A distributed monitoring approach was implemented whereby the central server collects tarball information from all remote backup nodes into a central SQLite database and publishes the data as a web accessible JSON data file. Subsequently cron jobs on any node are able to access the JSON data file and check the state of the backup tarballs on all the backup nodes, for example checking the size and age of the last backup tarballs and sending email if notification is required. In this way the monitoring is made robust to the failure of the central server and the backup nodes. The only way for the distributed monitoring to fail to provide notification of problems is for all nodes to fail simultaneously.
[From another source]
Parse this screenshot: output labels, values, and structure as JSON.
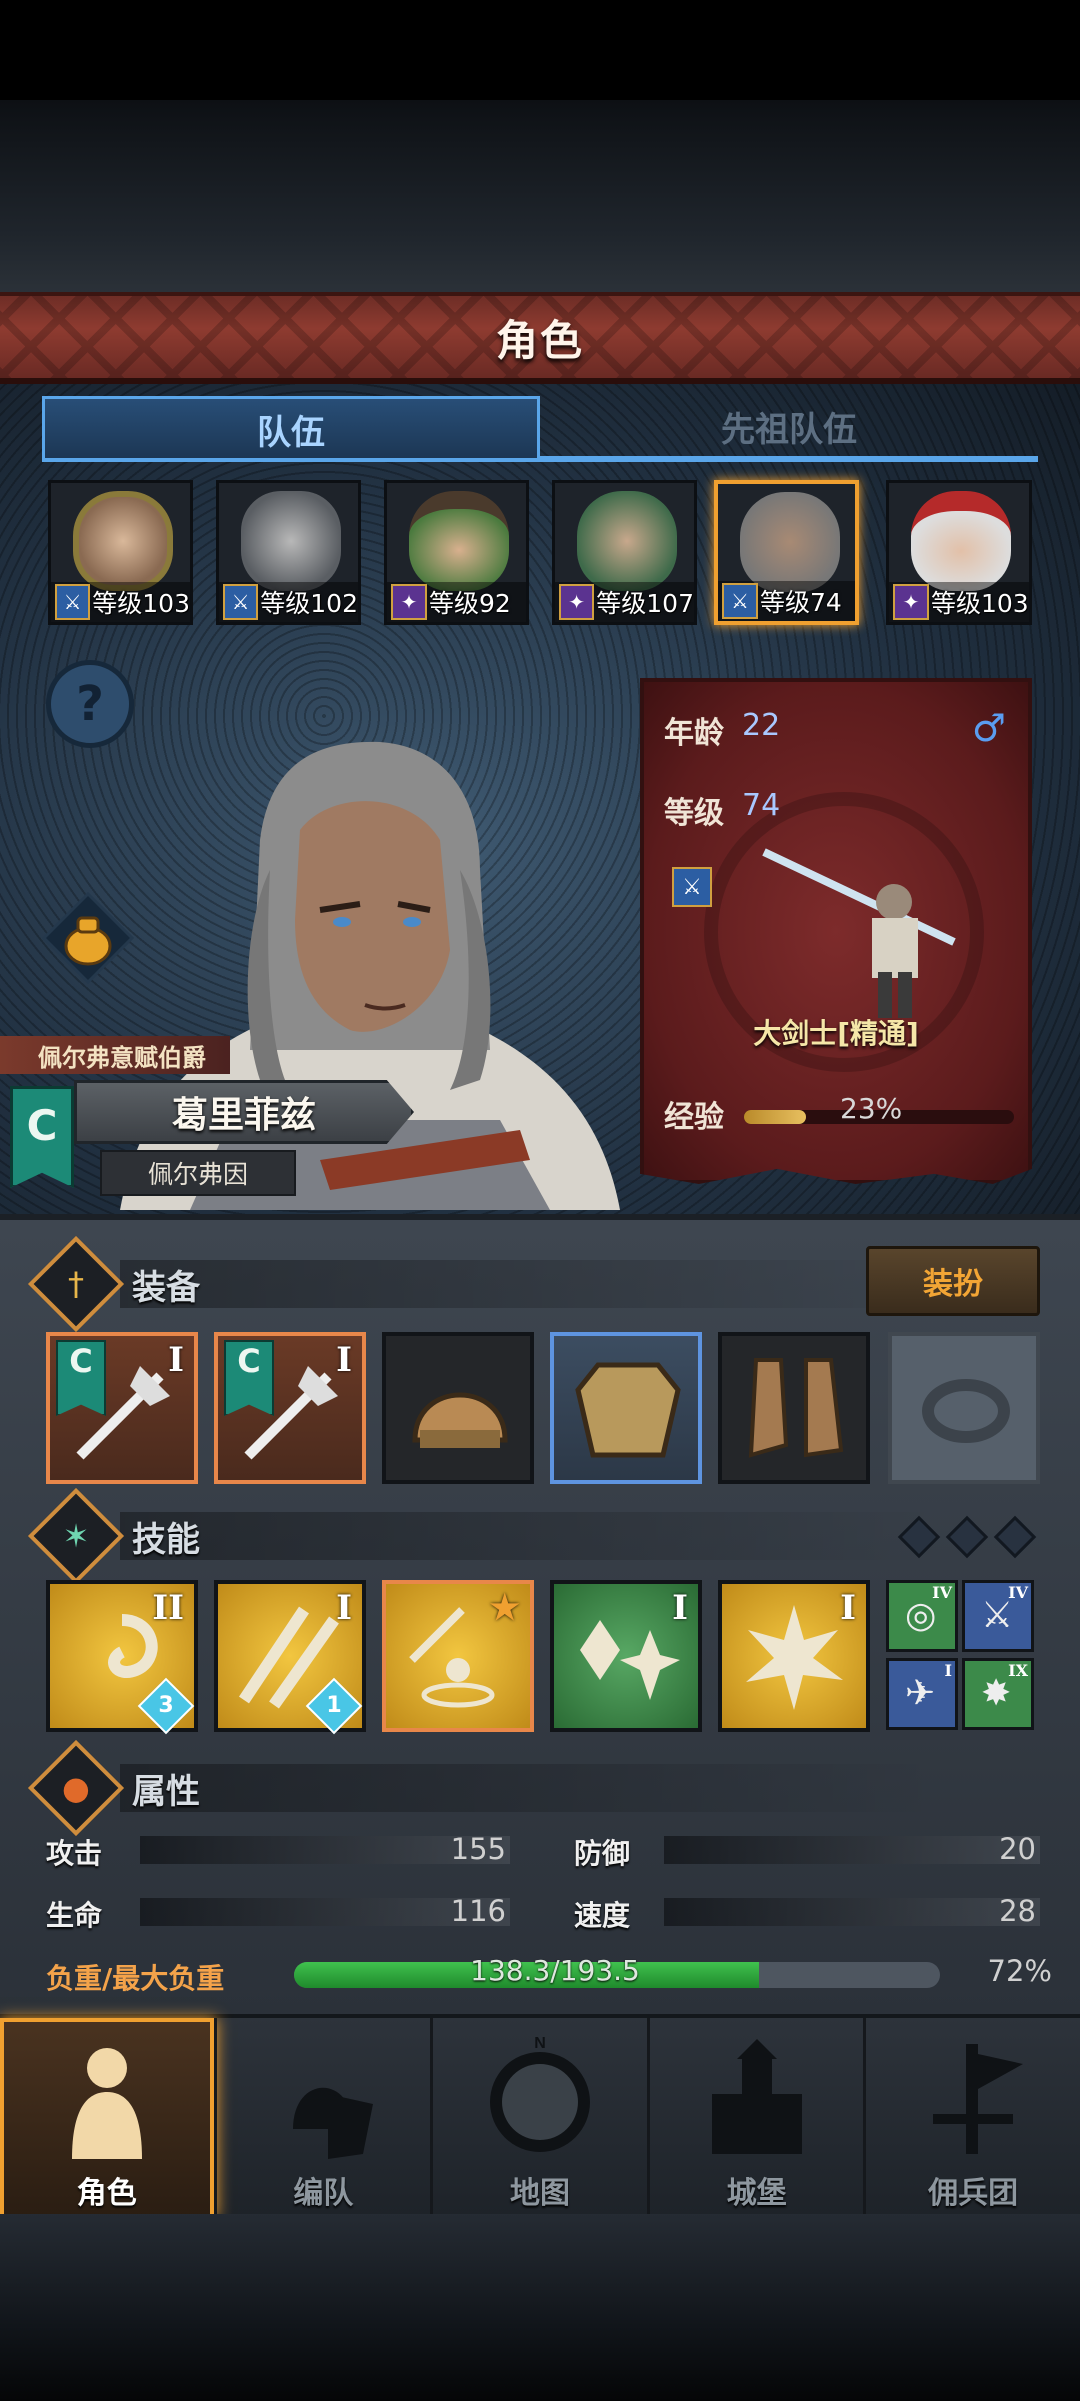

The same JSON data files are used from monitoring web pages such as http://dayabay.ihep.ac.cn/e/scm/monitor/ihep/ where users web browsers access the JSON data files and present them as time series charts showing the backup history using the HighCharts Javascript framework.

env:source:trunk/scm/monitor.py
server collection of tarball data and creation of JSON data file, invoked by scm-backup-monitor
env:source:trunk/scm/tgzmon.py
standalone monitoring of remote JSON data, invoked by scm-backup-tgzmon

Adding a new target node for backups

The administrator of the source node will need to:

  1. create a new node tag in ~/.ssh/config with the nodename and user identity of the new target, an unused tag must be chosen: check with local-vi to see tags that have been used already

Node characterization

The target node administrator will need to update the env node characterisation of the new node, using the local-vi function and commit changes into the env repository. The changes required are mostly just additional lines in case statements, providing for example:

  1. local-scm-fold
  2. local-var-base used by local-scm-fold

Placement of SSH keys

Source account public keys ~/.ssh/id_dsa.pub or ~/.ssh/id_rsa.pub need to be appended to the target account ~/.ssh/authorized_keys2 on the target node. This affords access from the source account to the target account allowing the scm-backup-rsync to automatically perform its transfers.

Add target tag to BACKUP_TAG of source node

Once the env working copy is updated on the source node to pick up the new target node characterization the new backup node for the source node is configured by modifiying the case statement in the local-backup-tag function.